"Я не ищу гармонии в природе", - сказал поэт. Почему же мы ищем ее в делах человеческих? На этот вопрос есть старинный мифологический ответ. Что делает здесь у нас на севере это греческое имя? Древние греки считали Гармонию дочерью бога войны Ареса и богини любви Афродиты. И похожа она на отца и на мать. Почему же у сегодняшней нашей Гармонии такое не вполне человеческое лицо? Для Афродиты она слишком безобразна, для Ареса - слишком труслива.
Вот вам, к примеру, гармония церковная. Ну что заставляет диакона Андрея Кураева, наставляя на путь истинный будущих священников, преобразовывать слова из своего профессионального душеспасительного лексикона в нечто не совсем кошерное? Вот, к примеру, греческое слово "катехизис" обычно употребляется по-русски в значении "устное наставление, поучение, внушение". Но что тогда означает выражение отца диакона "катехизните по самое не могу"? То же и со словом "миссионер". Оно - латинское, но и по-русски употребляется в значении "человек, распространяющий свою веру среди неверующих или инаковерующих". Что в таком случае означает выражение "отмиссионерьте девочку с дискотеки"?
Инстинктивный ответ на этот вопрос гласит: слова "катехизните по самое не могу" и "отмиссионерьте" приобретают смысловую окраску бранных слов, обозначающих половой акт. Есть такая фигура речи, обратная эвфемизму (это когда вместо "в уборную" говорят "кое-куда"), - эсхрофемизм называется (это когда нельзя сказать "кончить", чтобы кто-то не подумал о неприличном). Эта фигура речи применяется, когда человек за всяким невинным словом видит непристойность. В романе Франсуа Рабле "Гаргантюа и Пантагрюэль" есть занятный персонаж - монах Ейвставий. Имя, как вы понимаете, придуманное переводчиком Николаем Любимовым, тоже русско-греческое, возникшее, если кто не понял с первого раза, на полпути от греческого имени Евстафий - "стойкий" (надо полагать, в монашеском подвиге) к русскому глаголу "вставить", чем-то неуловимо напоминающему столь же невинный глагол "кончить".
Большинство населения нашей страны постоянно пользуется подобными словами.

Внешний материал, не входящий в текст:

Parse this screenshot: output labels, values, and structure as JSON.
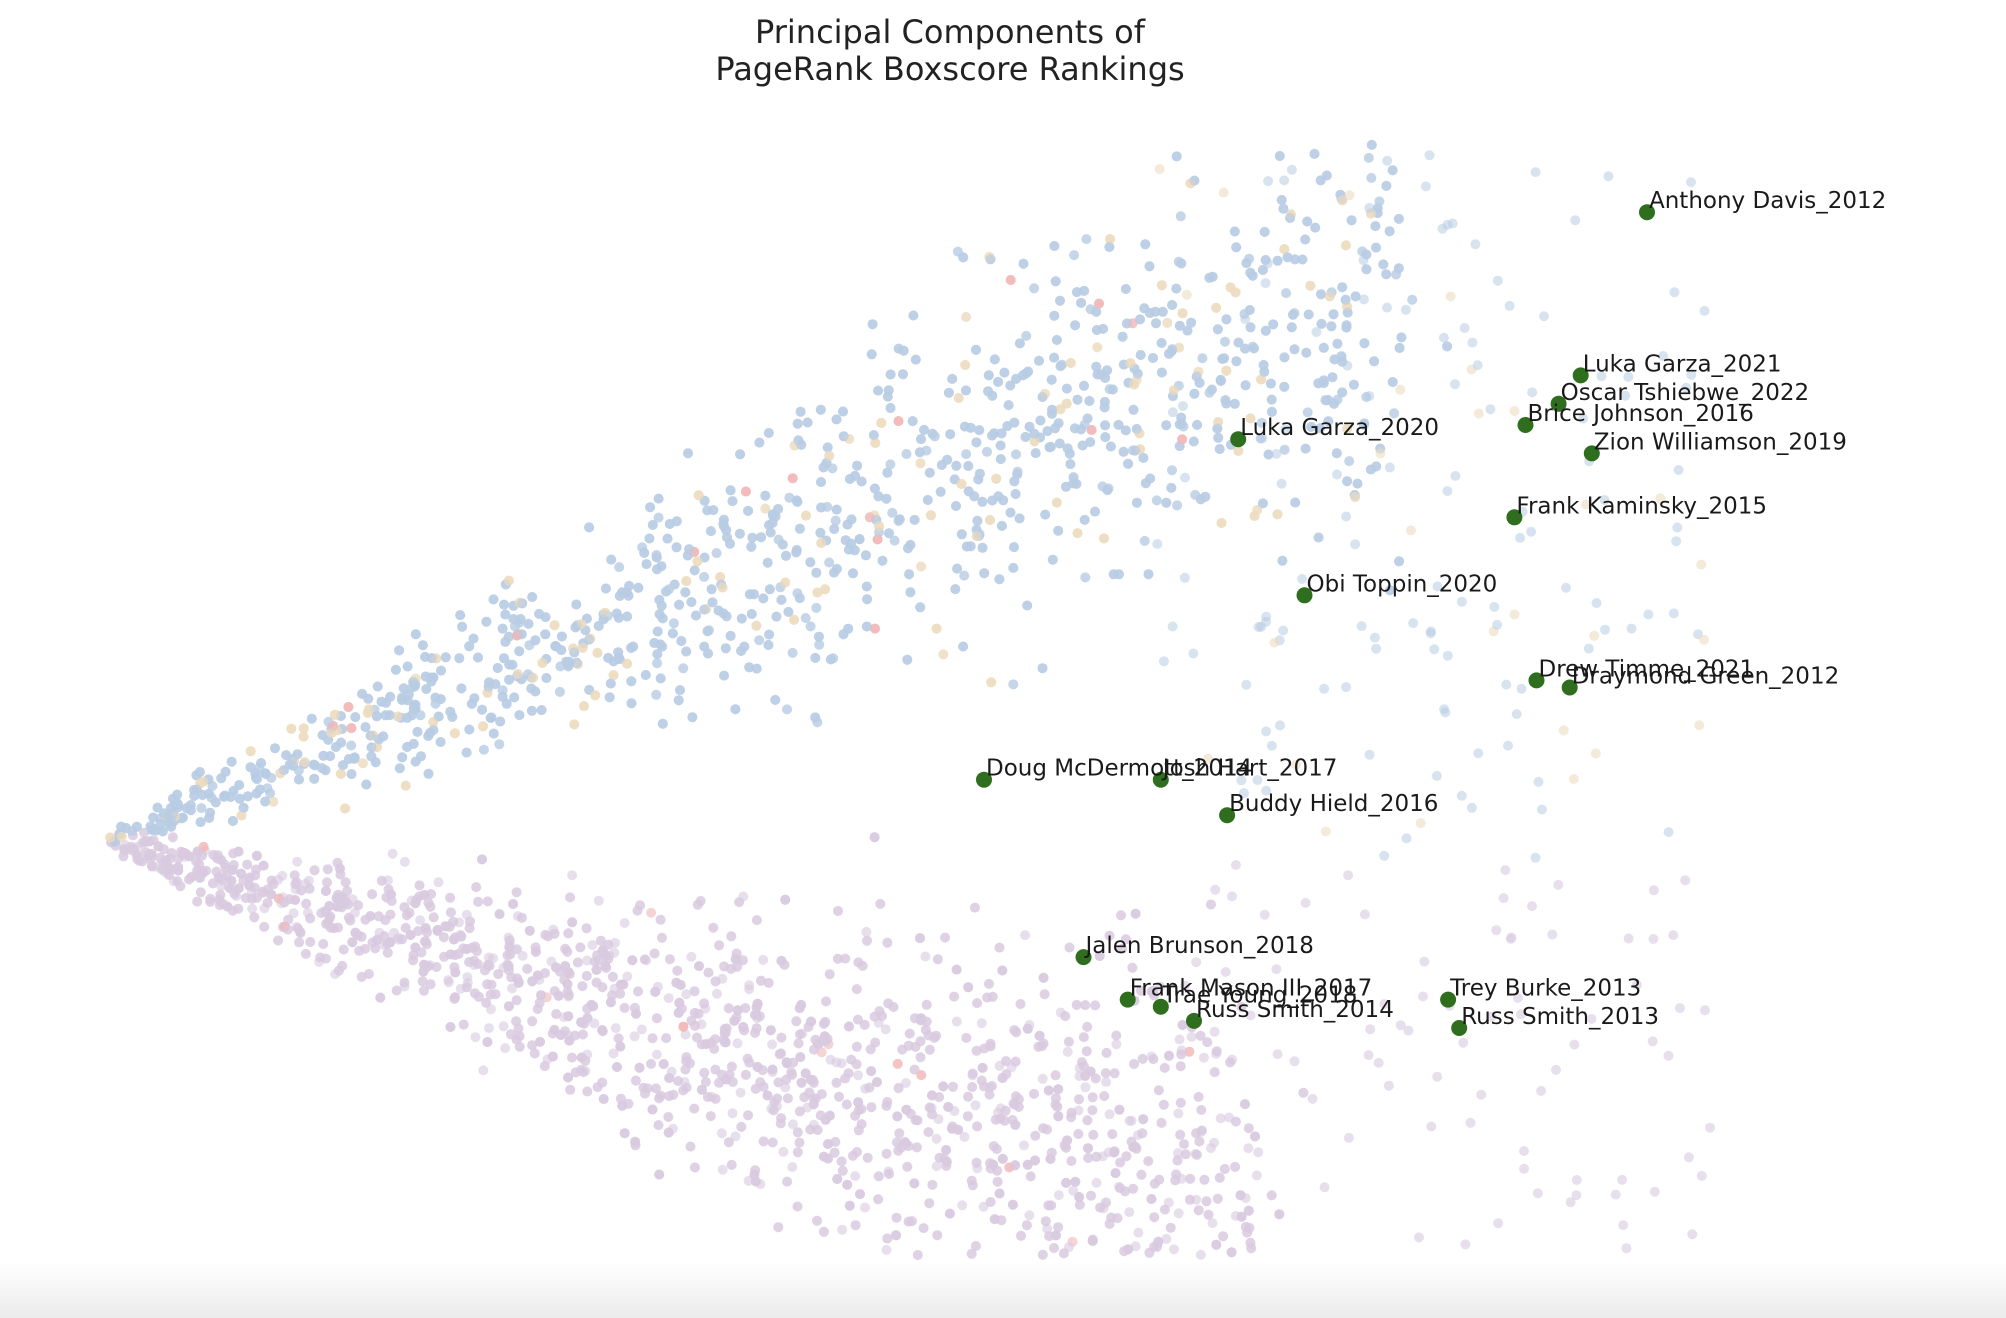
{
  "chart_data": {
    "type": "scatter",
    "title_lines": [
      "Principal Components of",
      "PageRank Boxscore Rankings"
    ],
    "xlabel": "",
    "ylabel": "",
    "axes_visible": false,
    "grid": false,
    "xlim": [
      -0.5,
      15.5
    ],
    "ylim": [
      -6.5,
      9.5
    ],
    "background_clusters": [
      {
        "color": "#b8cce4",
        "opacity": 0.55
      },
      {
        "color": "#ecdcc0",
        "opacity": 0.6
      },
      {
        "color": "#d9c9e0",
        "opacity": 0.6
      },
      {
        "color": "#f2b8b8",
        "opacity": 0.6
      }
    ],
    "highlight_color": "#2e6e1e",
    "highlighted_points": [
      {
        "label": "Anthony Davis_2012",
        "x": 13.5,
        "y": 8.2
      },
      {
        "label": "Luka Garza_2021",
        "x": 12.9,
        "y": 5.9
      },
      {
        "label": "Oscar Tshiebwe_2022",
        "x": 12.7,
        "y": 5.5
      },
      {
        "label": "Brice Johnson_2016",
        "x": 12.4,
        "y": 5.2
      },
      {
        "label": "Zion Williamson_2019",
        "x": 13.0,
        "y": 4.8
      },
      {
        "label": "Luka Garza_2020",
        "x": 9.8,
        "y": 5.0
      },
      {
        "label": "Frank Kaminsky_2015",
        "x": 12.3,
        "y": 3.9
      },
      {
        "label": "Obi Toppin_2020",
        "x": 10.4,
        "y": 2.8
      },
      {
        "label": "Drew Timme_2021",
        "x": 12.5,
        "y": 1.6
      },
      {
        "label": "Draymond Green_2012",
        "x": 12.8,
        "y": 1.5
      },
      {
        "label": "Doug McDermott_2014",
        "x": 7.5,
        "y": 0.2
      },
      {
        "label": "Josh Hart_2017",
        "x": 9.1,
        "y": 0.2
      },
      {
        "label": "Buddy Hield_2016",
        "x": 9.7,
        "y": -0.3
      },
      {
        "label": "Jalen Brunson_2018",
        "x": 8.4,
        "y": -2.3
      },
      {
        "label": "Frank Mason III_2017",
        "x": 8.8,
        "y": -2.9
      },
      {
        "label": "Trae Young_2018",
        "x": 9.1,
        "y": -3.0
      },
      {
        "label": "Russ Smith_2014",
        "x": 9.4,
        "y": -3.2
      },
      {
        "label": "Trey Burke_2013",
        "x": 11.7,
        "y": -2.9
      },
      {
        "label": "Russ Smith_2013",
        "x": 11.8,
        "y": -3.3
      }
    ]
  }
}
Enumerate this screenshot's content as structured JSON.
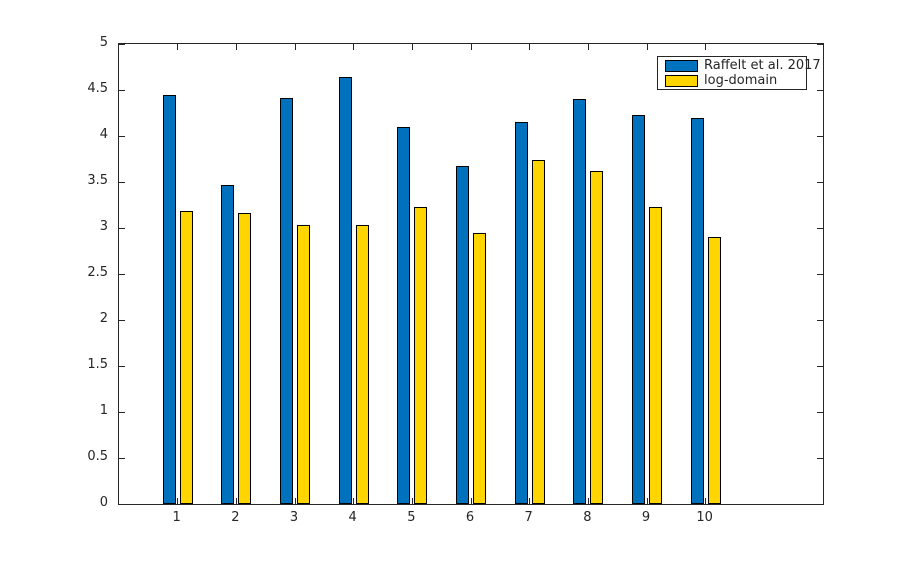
{
  "chart_data": {
    "type": "bar",
    "categories": [
      1,
      2,
      3,
      4,
      5,
      6,
      7,
      8,
      9,
      10
    ],
    "series": [
      {
        "name": "Raffelt et al. 2017",
        "color": "#0072BD",
        "values": [
          4.45,
          3.47,
          4.41,
          4.64,
          4.1,
          3.67,
          4.15,
          4.4,
          4.23,
          4.2
        ]
      },
      {
        "name": "log-domain",
        "color": "#FFD500",
        "values": [
          3.18,
          3.16,
          3.03,
          3.03,
          3.23,
          2.95,
          3.74,
          3.62,
          3.23,
          2.9
        ]
      }
    ],
    "title": "",
    "xlabel": "",
    "ylabel": "",
    "xlim": [
      0,
      12
    ],
    "ylim": [
      0,
      5
    ],
    "xticks": [
      1,
      2,
      3,
      4,
      5,
      6,
      7,
      8,
      9,
      10
    ],
    "yticks": [
      0,
      0.5,
      1,
      1.5,
      2,
      2.5,
      3,
      3.5,
      4,
      4.5,
      5
    ],
    "grid": false,
    "legend_position": "top-right",
    "bar_edge_color": "#000000",
    "axis_color": "#262626"
  }
}
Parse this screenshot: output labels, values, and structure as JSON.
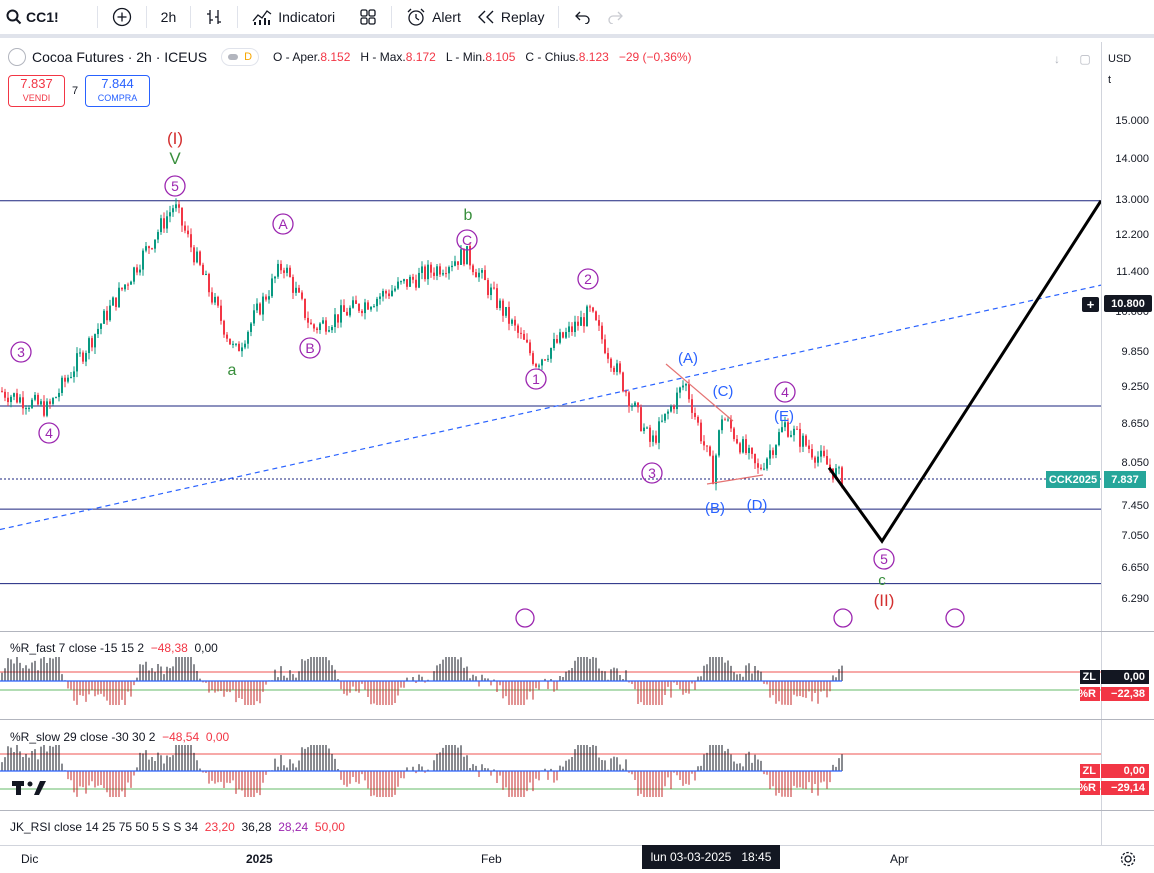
{
  "toolbar": {
    "symbol": "CC1!",
    "interval": "2h",
    "indicators_label": "Indicatori",
    "alert_label": "Alert",
    "replay_label": "Replay"
  },
  "legend": {
    "title": "Cocoa Futures · 2h · ICEUS",
    "badge_letter": "D",
    "open_label": "O - Aper.",
    "open": "8.152",
    "high_label": "H - Max.",
    "high": "8.172",
    "low_label": "L - Min.",
    "low": "8.105",
    "close_label": "C - Chius.",
    "close": "8.123",
    "change": "−29 (−0,36%)"
  },
  "trade": {
    "sell_price": "7.837",
    "sell_label": "VENDI",
    "spread": "7",
    "buy_price": "7.844",
    "buy_label": "COMPRA"
  },
  "price_axis": {
    "currency": "USD",
    "unit": "t",
    "ticks": [
      "15.000",
      "14.000",
      "13.000",
      "12.200",
      "11.400",
      "10.600",
      "9.850",
      "9.250",
      "8.650",
      "8.050",
      "7.450",
      "7.050",
      "6.650",
      "6.290"
    ],
    "crosshair_price": "10.800",
    "last_price": "7.837",
    "last_symbol": "CCK2025"
  },
  "colors": {
    "up": "#089981",
    "down": "#f23645",
    "accent": "#2962ff",
    "wave_purple": "#9c27b0",
    "wave_blue": "#2962ff",
    "wave_green": "#388e3c",
    "wave_red": "#d32f2f",
    "level_line": "#1a237e"
  },
  "time_axis": {
    "labels": [
      "Dic",
      "2025",
      "Feb",
      "Apr"
    ],
    "crosshair_date": "lun 03-03-2025",
    "crosshair_time": "18:45"
  },
  "wave_labels": {
    "primary_I": "(I)",
    "primary_II": "(II)",
    "V": "V",
    "a": "a",
    "b": "b",
    "c": "c",
    "A_circ": "A",
    "B_circ": "B",
    "C_circ": "C",
    "n1": "1",
    "n2": "2",
    "n3": "3",
    "n4": "4",
    "n5": "5",
    "A_paren": "(A)",
    "B_paren": "(B)",
    "C_paren": "(C)",
    "D_paren": "(D)",
    "E_paren": "(E)"
  },
  "indicators": [
    {
      "name": "%R_fast 7 close -15 15 2",
      "v1": "−48,38",
      "v2": "0,00",
      "zl": "0,00",
      "r": "−22,38"
    },
    {
      "name": "%R_slow 29 close -30 30 2",
      "v1": "−48,54",
      "v2": "0,00",
      "zl": "0,00",
      "r": "−29,14"
    },
    {
      "name": "JK_RSI close 14 25 75 50 5 S S 34",
      "v1": "23,20",
      "v2": "36,28",
      "v3": "28,24",
      "v4": "50,00"
    }
  ],
  "chart_data": {
    "type": "candlestick",
    "title": "Cocoa Futures · 2h · ICEUS",
    "x_labels": [
      "Dic",
      "2025",
      "Feb",
      "Apr"
    ],
    "y_ticks": [
      15000,
      14000,
      13000,
      12200,
      11400,
      10600,
      9850,
      9250,
      8650,
      8050,
      7450,
      7050,
      6650,
      6290
    ],
    "y_scale": "log",
    "ylim": [
      6000,
      16000
    ],
    "price_path": [
      {
        "label": "start",
        "price": 9200
      },
      {
        "label": "4",
        "price": 8900
      },
      {
        "label": "5 / (I) / V",
        "price": 12900
      },
      {
        "label": "a",
        "price": 9850
      },
      {
        "label": "A",
        "price": 11600
      },
      {
        "label": "B",
        "price": 10300
      },
      {
        "label": "C / b",
        "price": 11800
      },
      {
        "label": "1",
        "price": 9700
      },
      {
        "label": "2",
        "price": 10600
      },
      {
        "label": "3",
        "price": 8350
      },
      {
        "label": "(A)",
        "price": 9350
      },
      {
        "label": "(B)",
        "price": 7900
      },
      {
        "label": "(C)",
        "price": 8800
      },
      {
        "label": "(D)",
        "price": 7950
      },
      {
        "label": "(E) / 4",
        "price": 8650
      },
      {
        "label": "last",
        "price": 7837
      }
    ],
    "projection": [
      {
        "label": "current",
        "price": 8000
      },
      {
        "label": "5 / c / (II)",
        "price": 7000
      },
      {
        "label": "target",
        "price": 13000
      }
    ],
    "horizontal_levels": [
      13000,
      8950,
      7837,
      7420,
      6480
    ],
    "trendline": {
      "from_price": 7150,
      "to_price": 11150,
      "style": "dashed"
    }
  }
}
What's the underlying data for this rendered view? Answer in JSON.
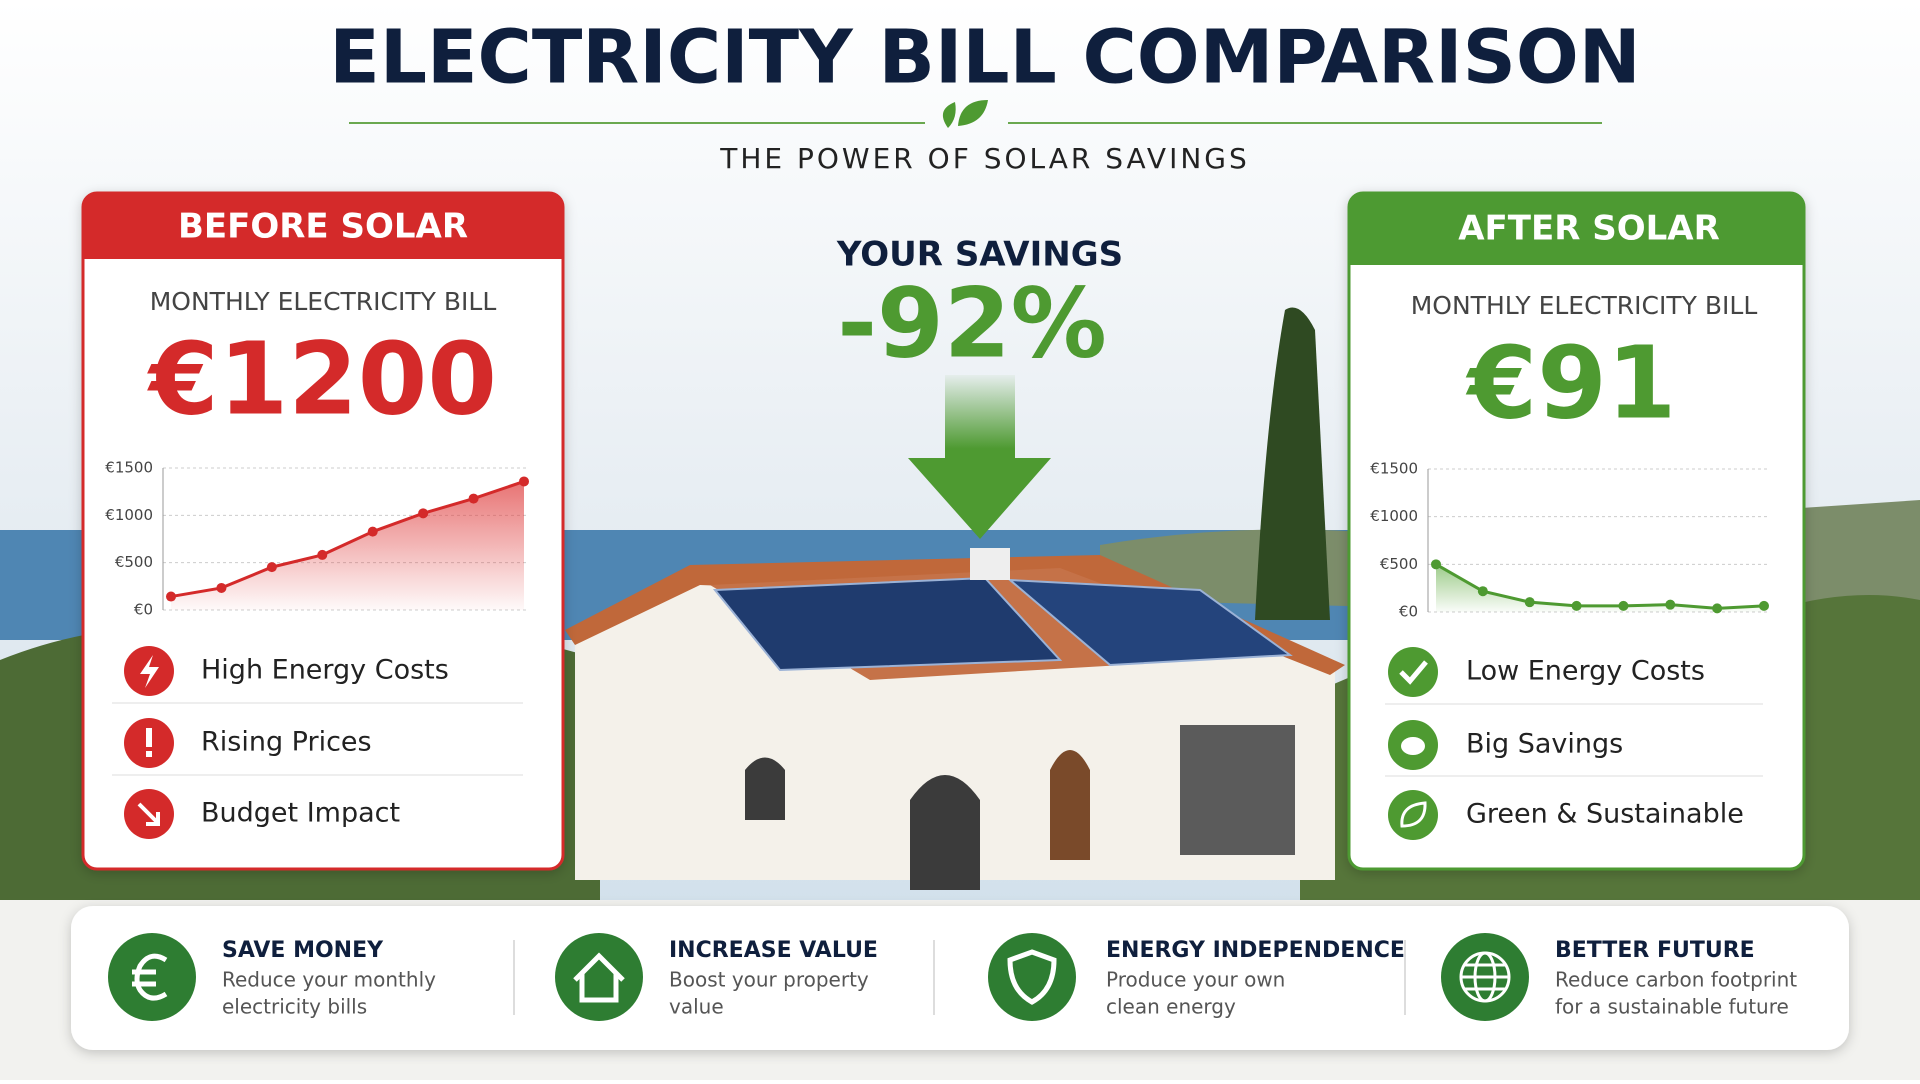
{
  "header": {
    "title": "ELECTRICITY BILL COMPARISON",
    "subtitle": "THE POWER OF SOLAR SAVINGS"
  },
  "savings": {
    "label": "YOUR SAVINGS",
    "value": "-92%"
  },
  "before": {
    "heading": "BEFORE SOLAR",
    "bill_label": "MONTHLY ELECTRICITY BILL",
    "bill": "€1200",
    "chart": {
      "type": "line",
      "color": "#d42a2a",
      "values": [
        142,
        233,
        453,
        582,
        828,
        1021,
        1177,
        1358
      ],
      "ylim": [
        0,
        1500
      ],
      "yticks": [
        {
          "value": 0,
          "label": "€0"
        },
        {
          "value": 500,
          "label": "€500"
        },
        {
          "value": 1000,
          "label": "€1000"
        },
        {
          "value": 1500,
          "label": "€1500"
        }
      ]
    },
    "items": [
      "High Energy Costs",
      "Rising Prices",
      "Budget Impact"
    ]
  },
  "after": {
    "heading": "AFTER SOLAR",
    "bill_label": "MONTHLY ELECTRICITY BILL",
    "bill": "€91",
    "chart": {
      "type": "line",
      "color": "#4e9a31",
      "values": [
        500,
        218,
        103,
        64,
        64,
        77,
        38,
        64
      ],
      "ylim": [
        0,
        1500
      ],
      "yticks": [
        {
          "value": 0,
          "label": "€0"
        },
        {
          "value": 500,
          "label": "€500"
        },
        {
          "value": 1000,
          "label": "€1000"
        },
        {
          "value": 1500,
          "label": "€1500"
        }
      ]
    },
    "items": [
      "Low Energy Costs",
      "Big Savings",
      "Green & Sustainable"
    ]
  },
  "features": [
    {
      "title": "SAVE MONEY",
      "description": [
        "Reduce your monthly",
        "electricity bills"
      ]
    },
    {
      "title": "INCREASE VALUE",
      "description": [
        "Boost your property",
        "value"
      ]
    },
    {
      "title": "ENERGY INDEPENDENCE",
      "description": [
        "Produce your own",
        "clean energy"
      ]
    },
    {
      "title": "BETTER FUTURE",
      "description": [
        "Reduce carbon footprint",
        "for a sustainable future"
      ]
    }
  ]
}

Отчасти по той же причине, по какой это делал и Рабле. Ничто так не заедает, как пустосвятство, ханжество, лицемерие. Не ответить лживому пастырю его же монетой нельзя. Но что остается делать, когда сам промывающий по самое не могу мозги молодежи диакон заговаривает на этом понятном народу языке? Он ведь под другую гармонию подписку давал сам знает кому.
Итак, блатное слово перестало восприниматься как блатное. Перестало казаться блатным. Но перестало ли оно и быть блатным? Пока нет. Границы допустимого духовное и физическое начальство испытывает на людях регулярно. Сначала это может нравиться обеим сторонам: свой парень рубит сплеча. Но блатной словарь очень быстро кончается. А когда перестает действовать сильное разнузданное слово, в ход идет металл. И тут уж ничего не попишешь. Сильные слова нужно знать. Но их совершенно не обязательно засовывать в свою речь по самое не могу. Потому что насуют и тебе. По самые помидоры. Такова краснорожая гармония социальной природы.